Fatties In a Fix

  • Sumo has always seemed a peculiar sport. Two behemoth-size men in loincloths rinse out their mouths with water, throw salt in a clay ring and ram their massive bodies against each other for a few seconds under the suspended roof of a Shinto shrine. "Mysterious. Religious. Philosophical." That's how retired wrestler Keisuke Itai describes sumo. But if accusations he is making are to be believed, it is a sport that is also full of cheaters.

    Itai, 43, left the ring in 1991 but has stepped back into the sumo spotlight with charges that much of the flesh-to-flesh combat is mere show. In his day, he told TIME, 80% of the matches were fixed, with winner and loser worked out beforehand in the dressing rooms. "Match fixing was kind of matter-of-fact among the wrestlers," says Itai, a jocular, baby-faced giant. "None of us felt any guilt at all."

    Here's how Itai says it worked.

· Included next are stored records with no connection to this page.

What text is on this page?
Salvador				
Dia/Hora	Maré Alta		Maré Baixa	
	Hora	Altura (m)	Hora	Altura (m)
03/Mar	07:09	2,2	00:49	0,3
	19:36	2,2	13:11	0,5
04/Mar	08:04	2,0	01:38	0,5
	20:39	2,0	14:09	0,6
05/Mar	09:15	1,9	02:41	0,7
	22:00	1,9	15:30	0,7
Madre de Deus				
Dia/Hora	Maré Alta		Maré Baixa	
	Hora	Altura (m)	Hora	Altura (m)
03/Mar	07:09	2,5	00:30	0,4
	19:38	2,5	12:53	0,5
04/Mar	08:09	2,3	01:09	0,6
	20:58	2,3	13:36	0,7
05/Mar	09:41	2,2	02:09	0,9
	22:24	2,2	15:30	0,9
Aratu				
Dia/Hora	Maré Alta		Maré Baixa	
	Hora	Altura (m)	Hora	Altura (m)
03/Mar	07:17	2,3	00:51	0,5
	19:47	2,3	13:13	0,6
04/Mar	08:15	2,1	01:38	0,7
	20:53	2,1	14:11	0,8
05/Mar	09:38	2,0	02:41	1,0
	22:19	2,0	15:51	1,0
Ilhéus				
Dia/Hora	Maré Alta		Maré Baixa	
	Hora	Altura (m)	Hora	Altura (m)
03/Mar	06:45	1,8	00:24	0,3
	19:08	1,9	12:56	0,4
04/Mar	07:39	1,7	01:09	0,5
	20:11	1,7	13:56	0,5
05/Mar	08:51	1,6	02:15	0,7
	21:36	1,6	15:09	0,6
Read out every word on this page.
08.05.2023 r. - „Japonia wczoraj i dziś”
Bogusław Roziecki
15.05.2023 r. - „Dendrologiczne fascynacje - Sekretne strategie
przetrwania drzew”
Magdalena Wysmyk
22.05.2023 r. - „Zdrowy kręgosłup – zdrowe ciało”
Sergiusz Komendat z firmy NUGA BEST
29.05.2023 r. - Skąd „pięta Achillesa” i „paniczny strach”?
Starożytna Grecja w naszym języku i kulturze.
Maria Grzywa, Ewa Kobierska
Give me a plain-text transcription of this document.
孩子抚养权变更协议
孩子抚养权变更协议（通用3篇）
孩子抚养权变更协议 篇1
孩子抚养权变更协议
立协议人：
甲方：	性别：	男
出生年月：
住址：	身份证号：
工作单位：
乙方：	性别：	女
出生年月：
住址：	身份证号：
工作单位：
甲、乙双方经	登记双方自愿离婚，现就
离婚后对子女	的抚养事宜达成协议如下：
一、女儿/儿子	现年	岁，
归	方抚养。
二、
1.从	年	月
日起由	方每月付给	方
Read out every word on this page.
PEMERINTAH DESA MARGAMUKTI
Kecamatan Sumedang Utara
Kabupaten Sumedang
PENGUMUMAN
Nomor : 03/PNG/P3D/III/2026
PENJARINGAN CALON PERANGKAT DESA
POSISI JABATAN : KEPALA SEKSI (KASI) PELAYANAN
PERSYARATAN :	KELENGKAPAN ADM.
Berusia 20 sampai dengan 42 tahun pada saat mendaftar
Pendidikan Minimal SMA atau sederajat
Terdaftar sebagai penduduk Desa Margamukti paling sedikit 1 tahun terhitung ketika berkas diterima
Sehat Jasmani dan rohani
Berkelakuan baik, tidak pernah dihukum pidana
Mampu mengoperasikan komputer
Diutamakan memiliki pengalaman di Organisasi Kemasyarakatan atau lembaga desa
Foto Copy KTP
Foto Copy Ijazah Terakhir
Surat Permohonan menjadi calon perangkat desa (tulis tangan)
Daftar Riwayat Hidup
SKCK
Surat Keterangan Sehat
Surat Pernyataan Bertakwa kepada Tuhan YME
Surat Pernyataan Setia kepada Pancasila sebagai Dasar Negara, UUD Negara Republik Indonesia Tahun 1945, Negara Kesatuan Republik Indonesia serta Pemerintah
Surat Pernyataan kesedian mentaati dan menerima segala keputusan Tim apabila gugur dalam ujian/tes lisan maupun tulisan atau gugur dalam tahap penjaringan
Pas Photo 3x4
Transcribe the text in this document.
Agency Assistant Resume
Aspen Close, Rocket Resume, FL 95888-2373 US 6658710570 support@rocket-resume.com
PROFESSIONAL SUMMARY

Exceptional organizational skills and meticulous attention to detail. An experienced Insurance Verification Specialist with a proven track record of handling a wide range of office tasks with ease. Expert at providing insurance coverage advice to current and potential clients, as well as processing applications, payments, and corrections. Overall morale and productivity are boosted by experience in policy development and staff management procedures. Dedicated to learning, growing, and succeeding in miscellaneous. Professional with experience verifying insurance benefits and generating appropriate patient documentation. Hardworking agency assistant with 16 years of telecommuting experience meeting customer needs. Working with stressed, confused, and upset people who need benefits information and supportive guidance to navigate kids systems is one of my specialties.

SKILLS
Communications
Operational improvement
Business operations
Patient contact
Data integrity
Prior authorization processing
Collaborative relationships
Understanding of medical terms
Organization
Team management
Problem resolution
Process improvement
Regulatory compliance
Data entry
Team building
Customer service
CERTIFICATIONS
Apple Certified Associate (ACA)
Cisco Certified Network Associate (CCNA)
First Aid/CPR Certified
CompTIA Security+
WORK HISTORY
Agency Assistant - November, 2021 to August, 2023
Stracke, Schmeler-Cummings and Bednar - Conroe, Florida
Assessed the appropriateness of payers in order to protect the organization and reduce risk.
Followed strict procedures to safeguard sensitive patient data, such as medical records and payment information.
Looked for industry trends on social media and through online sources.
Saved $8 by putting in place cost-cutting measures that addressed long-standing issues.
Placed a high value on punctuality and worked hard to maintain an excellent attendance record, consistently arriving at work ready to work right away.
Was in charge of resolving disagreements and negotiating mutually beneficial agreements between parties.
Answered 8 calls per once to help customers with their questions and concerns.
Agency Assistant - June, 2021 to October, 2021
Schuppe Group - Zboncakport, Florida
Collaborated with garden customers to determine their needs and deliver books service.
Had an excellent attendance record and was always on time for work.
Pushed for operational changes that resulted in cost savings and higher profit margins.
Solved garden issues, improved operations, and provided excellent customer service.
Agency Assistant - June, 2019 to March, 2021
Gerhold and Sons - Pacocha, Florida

To maintain their ranking, wrestlers needed to win at least half their matches during a tournament--usually a 15-day affair that could involve a match a day for each wrestler. After the first few days, some wrestlers would have enough victories, making their next bouts meaningless. So they would "sell" those bouts to less successful wrestlers--deliberately losing in exchange for "points" to be collected at later tournaments. Poor-performing wrestlers with no points to redeem had to buy victories, paying about $2,000 each.

    Rumors about sumo fixing have been around almost as long as the sport. Four years ago, a tabloid magazine in Japan ran a series of articles alleging yakuza (Japanese mafia) ties and match rigging. Making the claims then were two ex-wrestlers, who died suddenly within 15 hours of each other in the same Nagoya hospital and of the same respiratory ailment. Sumo is indeed filled with mystery. Itai is aware of the fate of previous whistle-blowers. One of the deceased wrestlers was his stable master.

    So it was no wonder Japan was filled with rumors last week that after going public with his allegations, Itai was in hiding, fearing that gangsters with sumo ties had put out a contract on his life. "I'm not afraid! I'm not hiding!" Itai protested. The Japan Sumo Association, Vatican-like in its secrecy, and with a hammerlock hold on the sport, has always denied charges of match fixing. (It refused interview requests from TIME last week.) But Itai isn't going down lightly. He has produced tapes he surreptitiously made during sumo meetings in 1989 and 1991. They suggest that, contrary to the association's denials, the sumo kingpins knew all along what was going on.

    On one of the tapes, given to TIME, a voice identified as that of one of Japan's highest-ranking sumo officials says, "Match rigging is a rationale to skip training and daily practice and sacrifices the fundamental nature of sumo. And when this is out in the public, it will threaten the existence of the Japan Sumo Association." Later the official directly addresses the wrestlers: "You wrestlers have a look on your face that says, 'What's the problem? This has been around for a long time.' But at some point, we need to put an end to this." Itai's allegations may be a start.